Ein Erdbeben der Stärke 5.3 mit Epizentrum in Guerrero hat Bewohner in den frühen Stunden des 16. Januar 2026 erschreckt, ebenfalls gespürt in Mexico-Stadt und im Bundesstaat Mexico. Keine Schäden oder Verletzungen wurden gemeldet, nach Angaben der Behörden. Präsidentin Claudia Sheinbaum bestätigte, dass es keine größeren Auswirkungen gab.

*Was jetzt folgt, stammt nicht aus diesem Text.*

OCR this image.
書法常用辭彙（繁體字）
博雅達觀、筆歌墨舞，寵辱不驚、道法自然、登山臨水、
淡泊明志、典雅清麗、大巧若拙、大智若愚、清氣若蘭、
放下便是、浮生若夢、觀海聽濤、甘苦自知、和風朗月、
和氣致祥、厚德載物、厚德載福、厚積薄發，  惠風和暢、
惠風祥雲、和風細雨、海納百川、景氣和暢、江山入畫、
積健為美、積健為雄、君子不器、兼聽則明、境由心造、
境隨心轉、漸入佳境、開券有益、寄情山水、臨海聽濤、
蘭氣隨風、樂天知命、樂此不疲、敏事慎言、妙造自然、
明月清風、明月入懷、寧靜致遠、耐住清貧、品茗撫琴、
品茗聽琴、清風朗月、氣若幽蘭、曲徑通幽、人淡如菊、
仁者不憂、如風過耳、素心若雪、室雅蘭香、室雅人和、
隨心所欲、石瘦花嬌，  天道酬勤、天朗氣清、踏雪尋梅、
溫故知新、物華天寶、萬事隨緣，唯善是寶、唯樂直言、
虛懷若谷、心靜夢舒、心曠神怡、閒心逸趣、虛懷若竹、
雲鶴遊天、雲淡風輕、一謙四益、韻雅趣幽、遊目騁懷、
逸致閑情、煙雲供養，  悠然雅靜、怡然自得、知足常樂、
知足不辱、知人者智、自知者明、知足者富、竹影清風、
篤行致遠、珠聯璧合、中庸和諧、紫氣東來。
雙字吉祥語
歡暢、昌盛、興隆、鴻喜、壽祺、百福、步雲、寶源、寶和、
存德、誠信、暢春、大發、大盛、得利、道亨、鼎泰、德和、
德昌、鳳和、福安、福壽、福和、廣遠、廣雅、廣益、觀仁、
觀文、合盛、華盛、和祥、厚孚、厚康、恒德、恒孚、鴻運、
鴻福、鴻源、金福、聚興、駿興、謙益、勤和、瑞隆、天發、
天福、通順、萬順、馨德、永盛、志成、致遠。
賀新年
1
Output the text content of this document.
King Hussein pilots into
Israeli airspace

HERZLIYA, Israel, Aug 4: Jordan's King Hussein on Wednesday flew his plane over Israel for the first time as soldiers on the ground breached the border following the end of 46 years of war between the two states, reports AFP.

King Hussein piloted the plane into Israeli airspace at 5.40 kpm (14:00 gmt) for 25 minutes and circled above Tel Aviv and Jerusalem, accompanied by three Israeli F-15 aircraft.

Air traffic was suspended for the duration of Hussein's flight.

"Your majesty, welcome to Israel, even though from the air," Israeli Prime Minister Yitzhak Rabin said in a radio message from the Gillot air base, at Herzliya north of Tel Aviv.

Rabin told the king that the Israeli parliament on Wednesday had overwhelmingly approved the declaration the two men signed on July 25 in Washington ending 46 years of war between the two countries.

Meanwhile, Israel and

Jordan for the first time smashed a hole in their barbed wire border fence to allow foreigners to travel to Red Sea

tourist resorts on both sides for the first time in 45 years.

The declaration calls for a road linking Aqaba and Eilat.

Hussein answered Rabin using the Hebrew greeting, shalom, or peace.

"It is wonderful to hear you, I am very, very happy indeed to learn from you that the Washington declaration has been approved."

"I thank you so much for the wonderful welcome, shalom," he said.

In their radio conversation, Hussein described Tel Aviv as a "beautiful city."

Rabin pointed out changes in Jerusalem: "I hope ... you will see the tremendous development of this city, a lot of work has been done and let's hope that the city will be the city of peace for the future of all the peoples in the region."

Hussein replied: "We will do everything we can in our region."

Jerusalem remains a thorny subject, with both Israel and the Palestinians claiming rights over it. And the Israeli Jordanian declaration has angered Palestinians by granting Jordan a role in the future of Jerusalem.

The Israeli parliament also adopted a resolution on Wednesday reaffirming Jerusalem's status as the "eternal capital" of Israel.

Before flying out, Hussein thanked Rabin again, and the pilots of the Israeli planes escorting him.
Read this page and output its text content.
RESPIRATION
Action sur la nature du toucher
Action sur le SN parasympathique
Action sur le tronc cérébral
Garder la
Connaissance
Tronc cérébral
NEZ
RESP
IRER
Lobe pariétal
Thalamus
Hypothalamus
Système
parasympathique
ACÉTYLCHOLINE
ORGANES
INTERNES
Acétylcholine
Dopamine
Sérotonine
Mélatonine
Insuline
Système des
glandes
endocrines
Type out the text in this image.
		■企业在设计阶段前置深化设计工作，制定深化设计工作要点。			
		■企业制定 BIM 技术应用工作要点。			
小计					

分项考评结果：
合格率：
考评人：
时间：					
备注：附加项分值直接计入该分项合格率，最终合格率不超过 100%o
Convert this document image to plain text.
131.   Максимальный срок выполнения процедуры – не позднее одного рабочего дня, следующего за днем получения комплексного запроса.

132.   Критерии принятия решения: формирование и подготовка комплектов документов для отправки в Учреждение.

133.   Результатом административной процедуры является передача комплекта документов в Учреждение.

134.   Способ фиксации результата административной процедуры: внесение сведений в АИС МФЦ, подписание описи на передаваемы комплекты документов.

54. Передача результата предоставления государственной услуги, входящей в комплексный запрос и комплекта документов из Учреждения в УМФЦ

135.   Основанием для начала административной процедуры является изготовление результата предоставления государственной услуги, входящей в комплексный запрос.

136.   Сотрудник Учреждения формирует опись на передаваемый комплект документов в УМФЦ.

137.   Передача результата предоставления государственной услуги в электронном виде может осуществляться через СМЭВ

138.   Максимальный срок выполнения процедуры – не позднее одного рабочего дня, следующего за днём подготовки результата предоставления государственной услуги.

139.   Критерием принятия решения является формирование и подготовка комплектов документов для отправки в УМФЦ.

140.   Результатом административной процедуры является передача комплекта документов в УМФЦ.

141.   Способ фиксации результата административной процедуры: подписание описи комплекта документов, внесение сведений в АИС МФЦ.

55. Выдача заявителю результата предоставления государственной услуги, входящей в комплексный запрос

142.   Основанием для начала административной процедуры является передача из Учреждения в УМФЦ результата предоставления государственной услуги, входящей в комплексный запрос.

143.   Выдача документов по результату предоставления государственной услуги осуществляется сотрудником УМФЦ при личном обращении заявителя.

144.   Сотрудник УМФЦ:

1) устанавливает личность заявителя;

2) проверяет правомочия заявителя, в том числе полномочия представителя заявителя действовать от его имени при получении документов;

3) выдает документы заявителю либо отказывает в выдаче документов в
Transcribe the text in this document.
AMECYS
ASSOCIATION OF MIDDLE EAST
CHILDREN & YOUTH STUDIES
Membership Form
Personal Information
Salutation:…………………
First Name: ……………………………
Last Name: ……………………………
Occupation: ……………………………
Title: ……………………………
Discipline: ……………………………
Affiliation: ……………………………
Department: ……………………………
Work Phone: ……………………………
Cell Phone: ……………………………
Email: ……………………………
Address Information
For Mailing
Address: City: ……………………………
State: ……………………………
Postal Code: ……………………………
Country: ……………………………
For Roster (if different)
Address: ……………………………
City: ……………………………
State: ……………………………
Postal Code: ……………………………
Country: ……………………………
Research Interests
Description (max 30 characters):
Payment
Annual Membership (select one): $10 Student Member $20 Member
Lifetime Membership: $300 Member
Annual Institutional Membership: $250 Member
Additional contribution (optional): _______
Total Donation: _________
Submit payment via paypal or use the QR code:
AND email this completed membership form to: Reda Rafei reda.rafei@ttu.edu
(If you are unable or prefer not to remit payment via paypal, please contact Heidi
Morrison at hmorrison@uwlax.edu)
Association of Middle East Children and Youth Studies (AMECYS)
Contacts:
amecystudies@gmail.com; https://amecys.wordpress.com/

Der Nationale Seismologische Dienst (SSN) registrierte ein Erdbeben der Stärke 5.3 um 00:42 Uhr am 16. Januar 2026 mit Epizentrum 17 Kilometer südwestlich von San Marcos in Guerrero, nahe der Küste. Das Beben wurde intensiv in Gebieten wie San Marcos, Tecoanapa, Acapulco de Juárez, Las Vigas, Florencio Villarreal, Ayutla de los Libres, Juan R. Escudero sowie in den Regionen Costa Chica, Centro und Costa Grande von Guerrero gespürt. In Mexico-Stadt und im Bundesstaat Mexico löste sich die seismische Alarme aus und weckte Tausende. Videos, die in sozialen Medien geteilt wurden, zeichneten das Ereignis auf: Hotelgebäude an der Küste von Guerrero schwankten, Kronleuchter in Häusern im Bezirk Benito Juárez in Mexico-Stadt pendelten, und Gebäude in der Hauptstadt zeigten leichte Bewegungen. Das Sekretariat für umfassende Risikomanagement und Zivilschutz von Guerrero sowie die Behörden von Mexico-Stadt führten Überflüge und vorläufige Bewertungen durch und schlossen bis 7:00 Uhr strukturelle Schäden oder Verletzungen aus. In ihrer morgendlichen Pressekonferenz erklärte Präsidentin Claudia Sheinbaum: „Glücklicherweise ist nichts passiert, informierte uns die Koordinatorin des Zivilschutzes Laura Velázquez. Es gab keine größeren Schäden.“ Sie fügte hinzu, dass die Bundesregierung weiterhin Familien unterstützt, die vom Erdbeben am 2. Januar in Guerrero betroffen sind. Die Live-Berichterstattung wurde vom Journalisten Erik Camacho, Moderator von N+ in den frühen Stunden, hervorgehoben. Mit ruhiger Stimme berichtete er: „Es ist jetzt 00:43 Uhr, und die seismische Alarme beginnen auf den Telefonen zu ertönen.“ Er riet, nur zu evakuieren, wenn man sich in der Nähe eines Ausgangs befindet. Camacho, mit 25 Jahren Erfahrung im Radio und Fernsehen, wurde in sozialen Medien für seine Gelassenheit gelobt und erhielt Spitznamen wie „Erdbeben-Korrespondent“.